Where should you put the center of gravity (CG) on a flying wing?
Shifted Center of Lift
Wing sweep pushes the air towards the wing tips. This is because the swept leading edge pushes the air sideways. The effect gets stronger and stronger the closer you move towards the wing tip. When you reach the wing tip, the air could be moving right along the wing span, instead of straight back. This is called cross span flow.
Note that I am talking about swept back wings. Swept forward wings experience a similar effect but in reverse. Since they are far less common, I will not say anything else about them.
There are a couple of consequences of this cross span flow. First, there is lower air speed flowing across the root of the wing. Lower speed means less lift. Second, the cross span flow effectively increases the Reynolds number at the wing tips. A side-effect is that the wing tips are now better at producing lift than they would have been otherwise.
With less lift in the wing center section and more lift at the swept wing tips, the net effect is that the center of lift is shifted rearwards.
Early flying wing researchers about fifty years ago were very puzzled by this. The Horten Brothers called it the middle effect and thought it was caused by turbulence at the wing root. Their solution to the problem was to increase the chord at the wing root and to decrease the chord at the wing tips. That gave a more even lift distribution.
Affects Conventional Airplanes
This cross span flow affects conventional airplanes just as much as it affects flying wings. But conventional airplane wings are usually not very swept, so the effect is not very strong.

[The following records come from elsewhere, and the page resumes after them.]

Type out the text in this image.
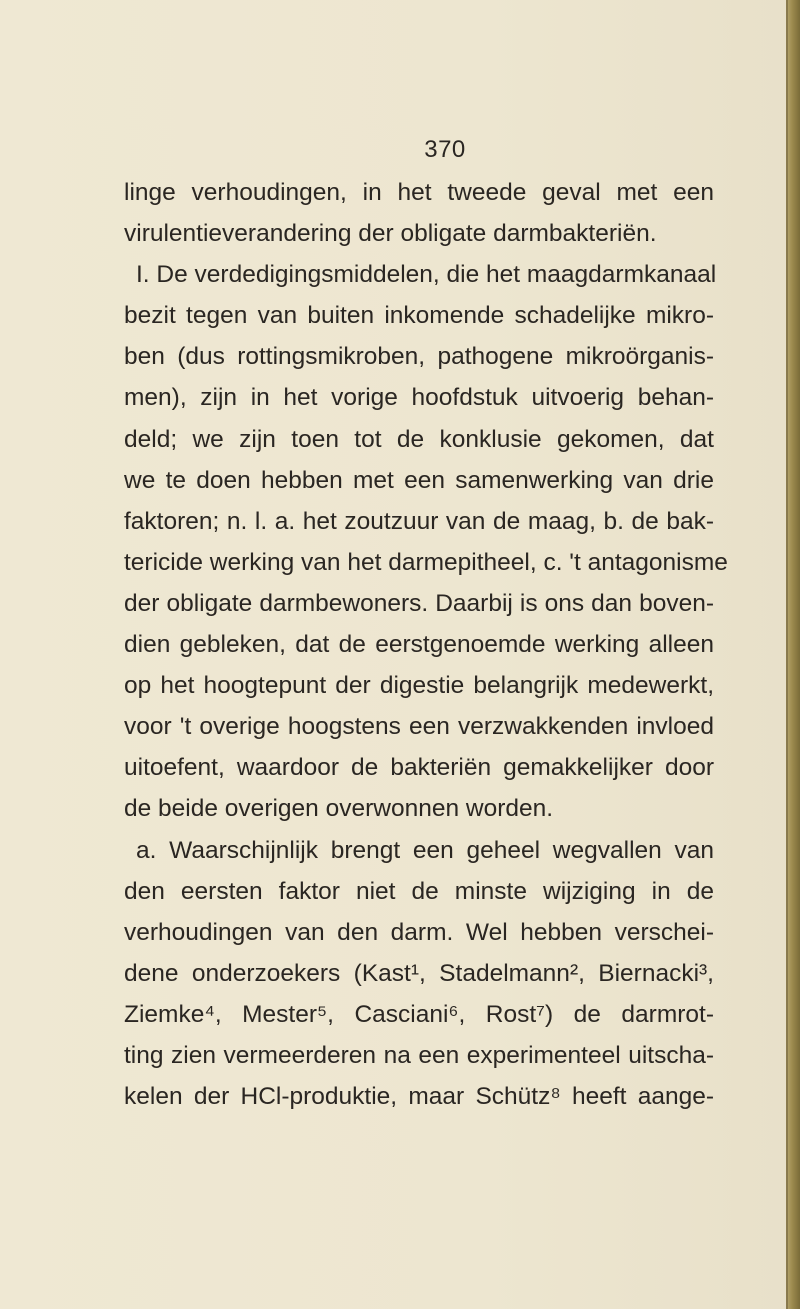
370
linge verhoudingen, in het tweede geval met een
virulentieverandering der obligate darmbakteriën.
I. De verdedigingsmiddelen, die het maagdarmkanaal
bezit tegen van buiten inkomende schadelijke mikro-
ben (dus rottingsmikroben, pathogene mikroörganis-
men), zijn in het vorige hoofdstuk uitvoerig behan-
deld; we zijn toen tot de konklusie gekomen, dat
we te doen hebben met een samenwerking van drie
faktoren; n. l. a. het zoutzuur van de maag, b. de bak-
tericide werking van het darmepitheel, c. 't antagonisme
der obligate darmbewoners. Daarbij is ons dan boven-
dien gebleken, dat de eerstgenoemde werking alleen
op het hoogtepunt der digestie belangrijk medewerkt,
voor 't overige hoogstens een verzwakkenden invloed
uitoefent, waardoor de bakteriën gemakkelijker door
de beide overigen overwonnen worden.
a. Waarschijnlijk brengt een geheel wegvallen van
den eersten faktor niet de minste wijziging in de
verhoudingen van den darm. Wel hebben verschei-
dene onderzoekers (Kast¹, Stadelmann², Biernacki³,
Ziemke⁴, Mester⁵, Casciani⁶, Rost⁷) de darmrot-
ting zien vermeerderen na een experimenteel uitscha-
kelen der HCl-produktie, maar Schütz⁸ heeft aange-
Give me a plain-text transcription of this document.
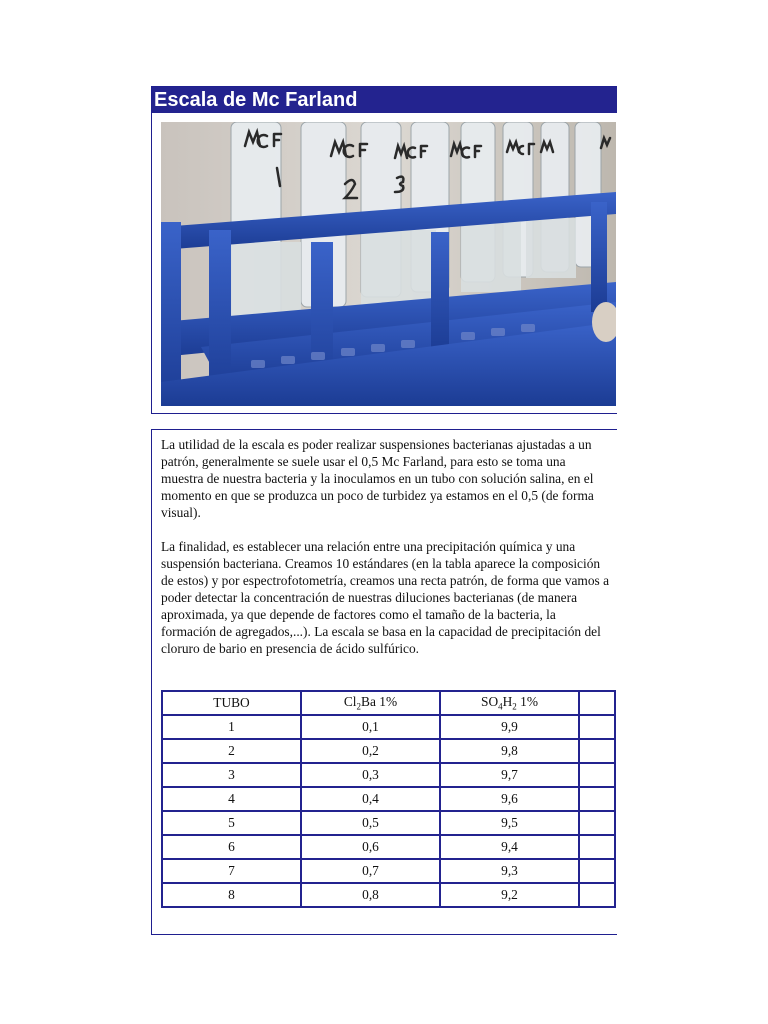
Escala de Mc Farland
La utilidad de la escala es poder realizar suspensiones bacterianas ajustadas a un patrón, generalmente se suele usar el 0,5 Mc Farland, para esto se toma una muestra de nuestra bacteria y la inoculamos en un tubo con solución salina, en el momento en que se produzca un poco de turbidez ya estamos en el 0,5 (de forma visual).
La finalidad, es establecer una relación entre una precipitación química y una suspensión bacteriana. Creamos 10 estándares (en la tabla aparece la composición de estos) y por espectrofotometría, creamos una recta patrón, de forma que vamos a poder detectar la concentración de nuestras diluciones bacterianas (de manera aproximada, ya que depende de factores como el tamaño de la bacteria, la formación de agregados,...). La escala se basa en la capacidad de precipitación del cloruro de bario en presencia de ácido sulfúrico.
TUBO	$Cl_2Ba$ 1%	$SO_4H_2$ 1%	
1	0,1	9,9	
2	0,2	9,8	
3	0,3	9,7	
4	0,4	9,6	
5	0,5	9,5	
6	0,6	9,4	
7	0,7	9,3	
8	0,8	9,2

Also, the fuselage in a conventional airplane masks the loss of lift in the center.
The standard method for computing the correct location for the center of gravity (CG) uses the mean aerodynamic chord (MAC), neutral point, and the static pitch stability margin. Problem is, this algorithm does not take into account the cross span flow.
What ends up happening is that the center of lift is further back than you expect, and therefore the stability margin is larger than you intended. Bottom line? The flying wing comes out nose heavy.
Computing the correct center of lift for a swept flying wing is trivial to do with a computer. It is harder to do with paper and pencil. In fact, computing the exact location using paper and pencil is very hard to do.
I would compute the location of the CG using the traditional method and fly the model like that, knowing that is is very likely nose heavy. Make sure you have plenty of elevator authority to still flare during the landing.
Once you have the rest of the model sorted out, start moving the CG back. Every time you move it, go through the standard set of tests to see if the CG is in the right location. Go easy and only move it back a little bit at a time. Sooner or later you are going to get the flying qualities you are looking for.